There's a bit of absurdity here. If you throw it away, you can't get it back; if you keep it, you can eventually organize and purge what you don't need. Those who store data now while getting their governance in place are not automatically "data hoarders." This is a false dilemma.
The idea that you need to come up with a perfect plan before keeping any data or bringing in any new sources is a little like saying we need perfect social justice for everyone before we can address police killings of African-Americans.

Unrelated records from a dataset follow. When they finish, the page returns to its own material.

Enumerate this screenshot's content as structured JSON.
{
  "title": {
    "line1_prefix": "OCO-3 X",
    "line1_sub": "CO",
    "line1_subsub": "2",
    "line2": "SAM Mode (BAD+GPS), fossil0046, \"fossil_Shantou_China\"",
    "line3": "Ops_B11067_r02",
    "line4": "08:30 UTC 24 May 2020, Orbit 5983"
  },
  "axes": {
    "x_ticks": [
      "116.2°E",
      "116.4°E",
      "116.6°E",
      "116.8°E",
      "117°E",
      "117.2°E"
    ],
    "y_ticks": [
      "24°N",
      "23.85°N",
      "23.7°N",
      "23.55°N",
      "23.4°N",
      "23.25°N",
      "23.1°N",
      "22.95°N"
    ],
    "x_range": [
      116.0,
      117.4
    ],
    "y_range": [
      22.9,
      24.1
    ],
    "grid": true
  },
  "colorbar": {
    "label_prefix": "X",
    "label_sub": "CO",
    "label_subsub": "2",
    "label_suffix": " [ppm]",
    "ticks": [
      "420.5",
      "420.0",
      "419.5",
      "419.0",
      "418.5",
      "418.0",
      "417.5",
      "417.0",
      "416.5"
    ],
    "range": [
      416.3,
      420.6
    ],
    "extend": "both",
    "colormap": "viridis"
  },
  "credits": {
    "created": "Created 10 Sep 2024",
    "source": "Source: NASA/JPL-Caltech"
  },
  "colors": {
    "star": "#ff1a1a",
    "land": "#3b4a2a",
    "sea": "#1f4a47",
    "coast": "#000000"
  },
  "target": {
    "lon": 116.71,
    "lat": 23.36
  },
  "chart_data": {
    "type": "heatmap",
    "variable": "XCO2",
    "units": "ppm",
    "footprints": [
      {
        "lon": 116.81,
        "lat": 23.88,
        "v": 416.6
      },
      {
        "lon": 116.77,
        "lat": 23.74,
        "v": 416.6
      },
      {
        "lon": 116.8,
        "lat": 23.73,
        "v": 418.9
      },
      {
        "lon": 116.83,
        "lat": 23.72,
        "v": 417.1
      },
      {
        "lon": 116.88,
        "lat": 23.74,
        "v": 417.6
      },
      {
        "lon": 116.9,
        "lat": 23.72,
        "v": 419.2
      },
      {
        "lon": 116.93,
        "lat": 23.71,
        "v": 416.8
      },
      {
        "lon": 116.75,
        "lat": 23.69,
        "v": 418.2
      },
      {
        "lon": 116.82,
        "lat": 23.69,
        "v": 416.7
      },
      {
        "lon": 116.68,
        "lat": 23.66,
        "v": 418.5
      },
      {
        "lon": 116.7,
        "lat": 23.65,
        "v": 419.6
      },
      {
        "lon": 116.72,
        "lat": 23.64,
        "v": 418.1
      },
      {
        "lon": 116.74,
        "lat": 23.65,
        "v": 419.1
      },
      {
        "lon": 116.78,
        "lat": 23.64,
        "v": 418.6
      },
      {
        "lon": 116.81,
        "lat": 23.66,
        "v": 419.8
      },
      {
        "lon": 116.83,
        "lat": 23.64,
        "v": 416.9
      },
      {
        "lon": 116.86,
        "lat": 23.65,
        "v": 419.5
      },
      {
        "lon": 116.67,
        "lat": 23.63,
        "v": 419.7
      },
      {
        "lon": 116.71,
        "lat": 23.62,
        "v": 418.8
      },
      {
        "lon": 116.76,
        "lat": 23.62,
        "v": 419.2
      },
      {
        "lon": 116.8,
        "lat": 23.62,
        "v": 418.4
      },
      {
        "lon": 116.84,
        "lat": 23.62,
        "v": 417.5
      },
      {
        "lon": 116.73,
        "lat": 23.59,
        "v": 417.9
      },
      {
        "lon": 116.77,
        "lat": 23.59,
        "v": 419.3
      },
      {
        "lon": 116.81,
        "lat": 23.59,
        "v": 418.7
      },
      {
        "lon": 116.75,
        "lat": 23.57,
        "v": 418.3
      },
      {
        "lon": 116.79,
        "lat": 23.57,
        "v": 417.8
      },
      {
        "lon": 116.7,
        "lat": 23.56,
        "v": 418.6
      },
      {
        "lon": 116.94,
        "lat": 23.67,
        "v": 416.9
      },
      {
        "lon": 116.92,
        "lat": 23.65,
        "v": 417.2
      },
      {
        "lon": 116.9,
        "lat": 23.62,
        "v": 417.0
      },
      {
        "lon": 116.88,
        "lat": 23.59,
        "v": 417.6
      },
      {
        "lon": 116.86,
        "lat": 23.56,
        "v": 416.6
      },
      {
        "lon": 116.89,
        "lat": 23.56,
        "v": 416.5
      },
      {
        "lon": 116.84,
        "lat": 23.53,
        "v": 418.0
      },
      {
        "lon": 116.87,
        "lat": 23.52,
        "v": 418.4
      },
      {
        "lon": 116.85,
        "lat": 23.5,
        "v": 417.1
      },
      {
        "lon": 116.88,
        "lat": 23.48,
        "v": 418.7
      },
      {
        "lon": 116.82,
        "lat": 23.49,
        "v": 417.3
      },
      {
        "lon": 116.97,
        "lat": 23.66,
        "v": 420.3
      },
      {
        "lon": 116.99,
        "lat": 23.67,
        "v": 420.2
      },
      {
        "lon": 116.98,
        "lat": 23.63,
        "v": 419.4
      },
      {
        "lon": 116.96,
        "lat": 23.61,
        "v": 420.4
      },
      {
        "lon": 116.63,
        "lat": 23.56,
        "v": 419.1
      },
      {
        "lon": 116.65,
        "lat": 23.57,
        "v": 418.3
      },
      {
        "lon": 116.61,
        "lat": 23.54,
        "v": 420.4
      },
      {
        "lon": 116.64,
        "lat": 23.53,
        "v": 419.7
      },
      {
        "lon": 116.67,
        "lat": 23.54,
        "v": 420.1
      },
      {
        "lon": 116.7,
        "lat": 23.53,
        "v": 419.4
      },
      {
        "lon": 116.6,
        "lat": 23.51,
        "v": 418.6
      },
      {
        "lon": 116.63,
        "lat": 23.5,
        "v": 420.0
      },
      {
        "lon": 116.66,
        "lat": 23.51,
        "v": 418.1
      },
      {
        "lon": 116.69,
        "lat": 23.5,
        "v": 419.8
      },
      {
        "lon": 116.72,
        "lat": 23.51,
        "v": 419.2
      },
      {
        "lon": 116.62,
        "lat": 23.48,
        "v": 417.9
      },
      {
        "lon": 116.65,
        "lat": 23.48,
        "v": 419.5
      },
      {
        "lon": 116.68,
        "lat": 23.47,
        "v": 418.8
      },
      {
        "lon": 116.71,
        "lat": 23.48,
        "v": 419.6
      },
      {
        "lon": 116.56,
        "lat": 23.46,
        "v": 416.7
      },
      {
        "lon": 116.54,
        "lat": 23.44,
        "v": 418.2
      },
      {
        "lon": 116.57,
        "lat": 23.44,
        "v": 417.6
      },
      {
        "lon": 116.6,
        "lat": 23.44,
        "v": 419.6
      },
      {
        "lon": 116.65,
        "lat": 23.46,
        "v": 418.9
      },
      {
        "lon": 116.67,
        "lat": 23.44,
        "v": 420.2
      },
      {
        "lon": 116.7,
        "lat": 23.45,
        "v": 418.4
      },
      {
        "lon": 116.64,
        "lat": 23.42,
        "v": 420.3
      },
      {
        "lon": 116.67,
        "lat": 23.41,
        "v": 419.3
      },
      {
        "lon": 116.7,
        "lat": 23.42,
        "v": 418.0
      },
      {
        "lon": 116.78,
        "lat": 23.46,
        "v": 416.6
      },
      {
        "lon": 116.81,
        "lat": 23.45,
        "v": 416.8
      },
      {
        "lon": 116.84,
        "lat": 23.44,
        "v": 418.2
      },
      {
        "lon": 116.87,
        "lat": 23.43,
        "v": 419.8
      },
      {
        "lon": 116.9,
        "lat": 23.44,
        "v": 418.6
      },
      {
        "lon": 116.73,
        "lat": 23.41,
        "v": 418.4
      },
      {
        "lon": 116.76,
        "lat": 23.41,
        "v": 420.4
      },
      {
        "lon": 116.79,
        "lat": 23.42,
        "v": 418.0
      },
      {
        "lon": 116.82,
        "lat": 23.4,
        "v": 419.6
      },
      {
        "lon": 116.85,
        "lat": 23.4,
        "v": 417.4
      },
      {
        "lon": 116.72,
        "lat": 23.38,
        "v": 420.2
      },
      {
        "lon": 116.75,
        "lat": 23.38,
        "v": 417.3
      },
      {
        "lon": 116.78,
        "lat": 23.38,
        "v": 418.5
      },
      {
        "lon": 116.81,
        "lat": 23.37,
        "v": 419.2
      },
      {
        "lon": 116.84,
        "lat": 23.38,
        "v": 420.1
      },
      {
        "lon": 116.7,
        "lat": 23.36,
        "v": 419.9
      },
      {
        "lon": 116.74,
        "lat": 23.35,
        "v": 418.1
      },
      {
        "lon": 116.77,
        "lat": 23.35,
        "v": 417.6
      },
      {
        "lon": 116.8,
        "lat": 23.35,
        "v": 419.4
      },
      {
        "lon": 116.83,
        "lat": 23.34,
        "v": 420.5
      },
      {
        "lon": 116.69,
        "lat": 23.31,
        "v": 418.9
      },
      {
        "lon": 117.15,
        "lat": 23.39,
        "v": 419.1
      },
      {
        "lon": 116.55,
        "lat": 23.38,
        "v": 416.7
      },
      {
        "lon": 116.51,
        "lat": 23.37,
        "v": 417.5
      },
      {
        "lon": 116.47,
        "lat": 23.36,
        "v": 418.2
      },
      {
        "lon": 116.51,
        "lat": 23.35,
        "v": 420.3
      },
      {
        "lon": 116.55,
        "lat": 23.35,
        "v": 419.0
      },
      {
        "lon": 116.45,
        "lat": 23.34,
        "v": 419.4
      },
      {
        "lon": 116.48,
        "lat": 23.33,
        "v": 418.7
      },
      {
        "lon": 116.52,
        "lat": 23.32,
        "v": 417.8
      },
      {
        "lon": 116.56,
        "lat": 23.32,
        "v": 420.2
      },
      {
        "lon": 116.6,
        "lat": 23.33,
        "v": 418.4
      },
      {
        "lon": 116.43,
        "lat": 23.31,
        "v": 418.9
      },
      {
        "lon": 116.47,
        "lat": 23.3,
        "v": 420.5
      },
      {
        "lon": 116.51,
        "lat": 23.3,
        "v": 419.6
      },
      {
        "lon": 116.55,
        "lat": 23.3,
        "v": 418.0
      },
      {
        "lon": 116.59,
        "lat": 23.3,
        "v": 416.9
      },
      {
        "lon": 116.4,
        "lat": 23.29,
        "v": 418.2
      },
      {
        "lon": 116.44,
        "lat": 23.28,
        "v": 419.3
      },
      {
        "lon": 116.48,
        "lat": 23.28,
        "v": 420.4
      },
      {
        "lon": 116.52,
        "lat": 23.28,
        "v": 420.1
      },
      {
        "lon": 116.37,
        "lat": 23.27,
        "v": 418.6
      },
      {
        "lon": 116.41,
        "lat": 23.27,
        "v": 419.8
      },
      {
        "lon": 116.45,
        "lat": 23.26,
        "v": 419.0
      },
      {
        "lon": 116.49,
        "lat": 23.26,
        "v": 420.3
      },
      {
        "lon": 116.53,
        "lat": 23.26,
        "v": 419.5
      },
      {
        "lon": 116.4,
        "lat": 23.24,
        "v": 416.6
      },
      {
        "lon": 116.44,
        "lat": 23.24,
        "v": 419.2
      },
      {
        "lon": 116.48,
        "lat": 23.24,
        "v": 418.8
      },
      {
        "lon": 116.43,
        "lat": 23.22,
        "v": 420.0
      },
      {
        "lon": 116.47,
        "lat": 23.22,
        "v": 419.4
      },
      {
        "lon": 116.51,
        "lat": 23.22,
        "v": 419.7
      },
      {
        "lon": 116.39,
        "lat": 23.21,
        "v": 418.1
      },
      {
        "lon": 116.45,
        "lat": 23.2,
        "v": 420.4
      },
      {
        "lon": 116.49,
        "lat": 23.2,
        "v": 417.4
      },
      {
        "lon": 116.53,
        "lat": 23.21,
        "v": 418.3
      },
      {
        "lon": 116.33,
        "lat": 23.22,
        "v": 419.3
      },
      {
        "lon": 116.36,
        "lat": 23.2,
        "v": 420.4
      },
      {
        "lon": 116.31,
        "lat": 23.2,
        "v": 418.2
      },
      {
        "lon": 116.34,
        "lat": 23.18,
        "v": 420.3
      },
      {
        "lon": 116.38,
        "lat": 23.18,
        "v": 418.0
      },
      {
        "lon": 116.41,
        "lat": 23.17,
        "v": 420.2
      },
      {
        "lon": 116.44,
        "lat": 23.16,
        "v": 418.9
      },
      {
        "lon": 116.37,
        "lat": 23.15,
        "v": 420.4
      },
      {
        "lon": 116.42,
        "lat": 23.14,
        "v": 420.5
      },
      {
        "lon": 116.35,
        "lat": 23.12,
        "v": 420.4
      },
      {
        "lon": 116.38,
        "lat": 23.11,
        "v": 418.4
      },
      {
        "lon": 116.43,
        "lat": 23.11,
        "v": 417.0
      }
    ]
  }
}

Instead, get started now. Stop throwing out the baby with the bathwater and begin finding your use cases. Meanwhile, make data the point rather than a side effect of your processes and govern it accordingly. These aren't "steps," but initiatives you need to undertake, usually in parallel.
That said, how do you go about planning? How do you start cataloging your data and establish some structure around its evolution? There are traditional solutions like those covered in last year's Forrester Wave report -- Informatica, various IBM offerings, SAS, and Collibra, among others -- but some of these come with a lot of baggage and form part of a vendor's overall platform play.
Meanwhile, a new class of data governance tools is being developed specifically for Hadoop. These tools have less of a legacy, but are also less mature. They are focused on the Hadoop ecosystem rather than your whole organization, allowing you to integrate them more closely with your new data architecture.
Navigator is Cloudera's closed-source offering for data governance. It incorporates both security auditing and metadata management, and it allows both integration with traditional data governance products like Informatica and automated data lineage tracking.
At its core, it tracks where data came from, what transformations happened to it, where the data landed, and where the heck it's located. You can even set up rules (policies) for automatically tagging data based on its type and origin.
Navigator also allows you to trigger actions based on these policies, some of which aren't necessarily best done in Navigator (for example, triggering actions to archive or move data). Among the biggest concerns is that you can trigger auditing with or without Sentry, Cloudera's authorization module for Hadoop.
On the one hand, "choice is good," but on the other hand, if you go to the condiment counter at a fast food joint and find 15 brands of generic ketchup packages, which do you choose? I don't really need multiple paths for an audit implementation because...I just want to log the stuff already and I don't care about choice for that.
Hortonworks is newer to the data governance game. It has proposed Apache Atlas, which was accepted into Apache's incubator -- sometimes, but not always, a sign of project maturity. The rise to a top-level Apache project is a very political process.
Atlas has high hopes, but it's pretty early on in its development. It integrates with Apache Ranger according to the README.txt, though that's the only use of the word "Ranger" in the whole source repository, and it isn't a lot of code. While Atlas is part of Hortonworks' recent 2.3 release, it's clearly an early cut, and probably not the core of your master-data-management or data governance initiative at this point.
The buyer's lament
With Sentry versus Ranger and Navigator versus Atlas, you're seeing a real split. On one hand Cloudera offers a mature more complete offering; on the other hand it's proprietary and already diverging from the less mature, less-thought-out Sentry product. Hortonworks answers with an open source offering, but obviously, it integrates with its own preferred security implementation.
In other words, we're seeing a sort of Hadoop distribution lock-in with each new layer we add. Part of why we pick an open source technology is to put the choice back in the user's hands.
Neither Navigator nor Atlas are particularly complete offerings, and while it's nice that Navigator can work with existing data governance offerings such as Informatica, these have their own plug-ins, anyhow.
You have to ask: Do I need a Hadoop data governance solution or do I need a complete data governance solution that includes Hadoop? In many cases, I'd say the latter.
It would be nice to see full-on open source data governance software. But for now, if you look at a complete, mature, and proprietary tool like Collibra, which offers a complete vision, you're unlikely to be happy even with Navigator. It would probably easier for Collibra to deepen its Hadoop integration and offer better data lineage than for Cloudera to make Navigator a more complete offering. If you're using a proprietary product anyhow, you might as well use a complete one that covers all of your data (and if you have a lot of it, you probably have Informatica anyhow).
Someday a complete open source data governance or master data management tool will emerge. But it can't be aligned with a single technology vertical. I mean, I don't really want Data Governance for Hadoop, Data Governance for MongoDB, Data Governance for Oracle and a freaking data lake project just to tie back together my metadata from my data governance tools.
The catch with many existing tools is they are heavy duty and suited to bureaucratic organizations that hold long-winded data governance committee meetings. For organizations just getting into data governance, who simply need to stop digging, the implementation costs can be daunting.
Whichever governance software you choose, remember that owning a hammer doesn't make you a carpentry business, just as having a data governance tool doesn't make your initiative happen. Governance is really about your processes -- the actual gathering and cataloging of data and how you think about data.
Meanwhile, whatever you do, don't listen to the naysayers and throw your data away because you haven't figured out how to govern it yet. That's like killing the patient because treatment is a lot of work.